Today, I want to look at two TSX stocks that are worth adding as investors prepare for this future. Let’s dive in.

Jamieson Wellness (TSX:JWEL) made its debut on the TSX in 2017. At the time, management predicted that the company’s growth would be fueled by an aging domestic and global population. Jamieson develops, manufactures, distributes, and sells natural health products around the world. Its shares have climbed 44% year-over-year as of mid-afternoon trading on March 31.

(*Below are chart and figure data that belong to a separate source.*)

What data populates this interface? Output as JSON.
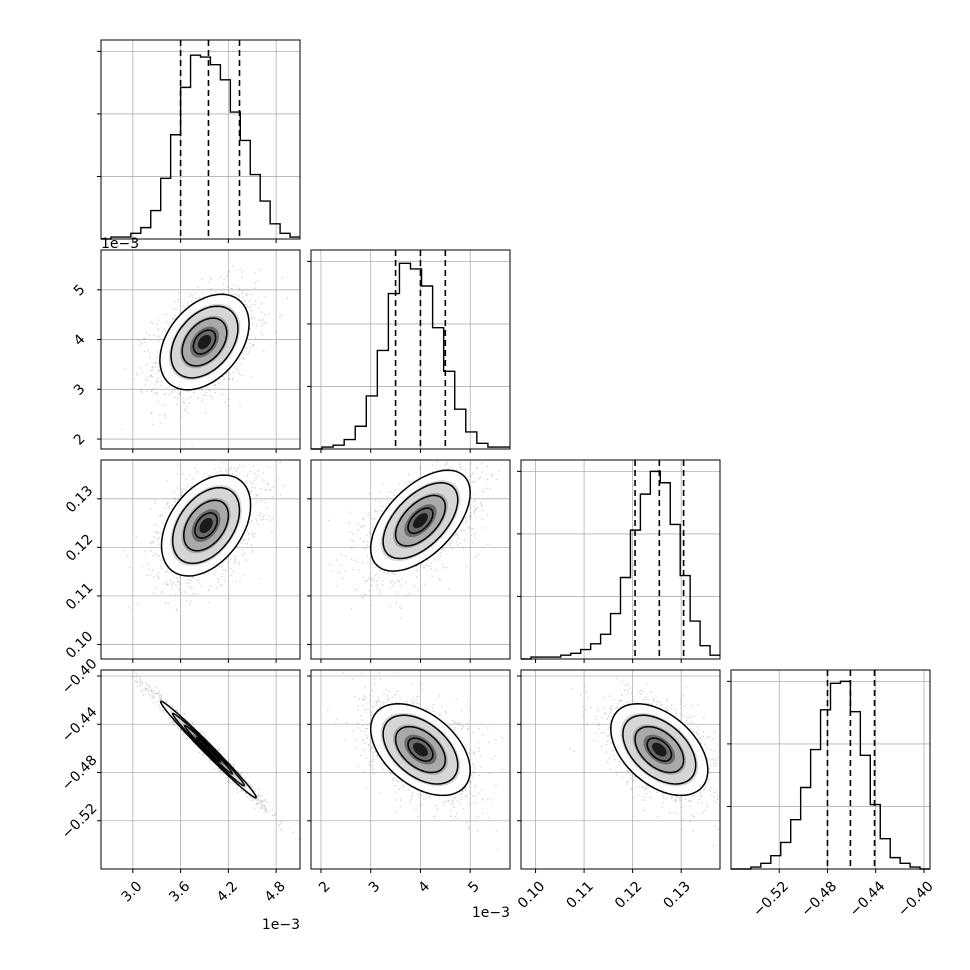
{
  "chart_data": {
    "type": "corner",
    "grid": true,
    "colors": {
      "ink": "#000000",
      "grid": "#b0b0b0",
      "scatter": "#555555"
    },
    "params": [
      {
        "range": [
          2.6,
          5.1
        ],
        "median": 3.95,
        "quantiles": [
          3.6,
          3.95,
          4.34
        ],
        "ticks": [
          3.0,
          3.6,
          4.2,
          4.8
        ],
        "tick_labels": [
          "3.0",
          "3.6",
          "4.2",
          "4.8"
        ],
        "sci_label": "1e−3",
        "hist": [
          0,
          0.01,
          0.01,
          0.03,
          0.06,
          0.15,
          0.32,
          0.55,
          0.8,
          0.97,
          0.96,
          0.92,
          0.84,
          0.67,
          0.52,
          0.34,
          0.2,
          0.08,
          0.03,
          0.01
        ]
      },
      {
        "range": [
          1.8,
          5.8
        ],
        "median": 4.0,
        "quantiles": [
          3.5,
          4.0,
          4.5
        ],
        "ticks": [
          2,
          3,
          4,
          5
        ],
        "tick_labels": [
          "2",
          "3",
          "4",
          "5"
        ],
        "sci_label": "1e−3",
        "hist": [
          0,
          0.01,
          0.02,
          0.05,
          0.12,
          0.28,
          0.52,
          0.82,
          0.98,
          0.95,
          0.86,
          0.64,
          0.41,
          0.21,
          0.09,
          0.03,
          0.01,
          0.01
        ]
      },
      {
        "range": [
          0.097,
          0.138
        ],
        "median": 0.1255,
        "quantiles": [
          0.1205,
          0.1255,
          0.1305
        ],
        "ticks": [
          0.1,
          0.11,
          0.12,
          0.13
        ],
        "tick_labels": [
          "0.10",
          "0.11",
          "0.12",
          "0.13"
        ],
        "hist": [
          0,
          0.01,
          0.01,
          0.01,
          0.02,
          0.03,
          0.05,
          0.08,
          0.13,
          0.24,
          0.43,
          0.68,
          0.87,
          0.99,
          0.93,
          0.71,
          0.44,
          0.2,
          0.07,
          0.02
        ]
      },
      {
        "range": [
          -0.56,
          -0.395
        ],
        "median": -0.461,
        "quantiles": [
          -0.48,
          -0.461,
          -0.441
        ],
        "ticks": [
          -0.52,
          -0.48,
          -0.44,
          -0.4
        ],
        "tick_labels": [
          "−0.52",
          "−0.48",
          "−0.44",
          "−0.40"
        ],
        "hist": [
          0,
          0,
          0.01,
          0.03,
          0.07,
          0.14,
          0.26,
          0.43,
          0.63,
          0.84,
          0.98,
          0.99,
          0.83,
          0.6,
          0.34,
          0.16,
          0.06,
          0.03,
          0.01,
          0
        ]
      }
    ],
    "pairs": [
      {
        "x": 0,
        "y": 1,
        "mean": [
          3.9,
          3.95
        ],
        "sd": [
          0.28,
          0.48
        ],
        "rho": 0.38
      },
      {
        "x": 0,
        "y": 2,
        "mean": [
          3.92,
          0.1245
        ],
        "sd": [
          0.28,
          0.0052
        ],
        "rho": 0.4
      },
      {
        "x": 0,
        "y": 3,
        "mean": [
          3.95,
          -0.461
        ],
        "sd": [
          0.3,
          0.02
        ],
        "rho": -0.99
      },
      {
        "x": 1,
        "y": 2,
        "mean": [
          4.0,
          0.1255
        ],
        "sd": [
          0.5,
          0.0052
        ],
        "rho": 0.55
      },
      {
        "x": 1,
        "y": 3,
        "mean": [
          4.0,
          -0.461
        ],
        "sd": [
          0.5,
          0.019
        ],
        "rho": -0.45
      },
      {
        "x": 2,
        "y": 3,
        "mean": [
          0.1255,
          -0.461
        ],
        "sd": [
          0.005,
          0.019
        ],
        "rho": -0.45
      }
    ]
  }
}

In 2020, the company reported revenue growth of 17% to $403 million. Adjusted EBITDA increased 15.9% to $88.0 million. Jamieson saw especially strong results in Asia. This promising TSX stock possesses a price-to-earnings ratio of 36. That is better-than-average compared to industry peers.

Savaria (TSX:SIS) provides accessibility solutions for the elderly and physically challenged around the world. This TSX stock is up 19% in 2021 and 65% from the prior year. Adjusted net earnings rose 6.5% year-over-year to $28.5 million or $0.56 per share in 2020.

Meanwhile, adjusted EBITDA climbed 7.5% to $59.8 million. Savaria also pays out a monthly distribution of $0.04 per share. That represents a 2.7% yield.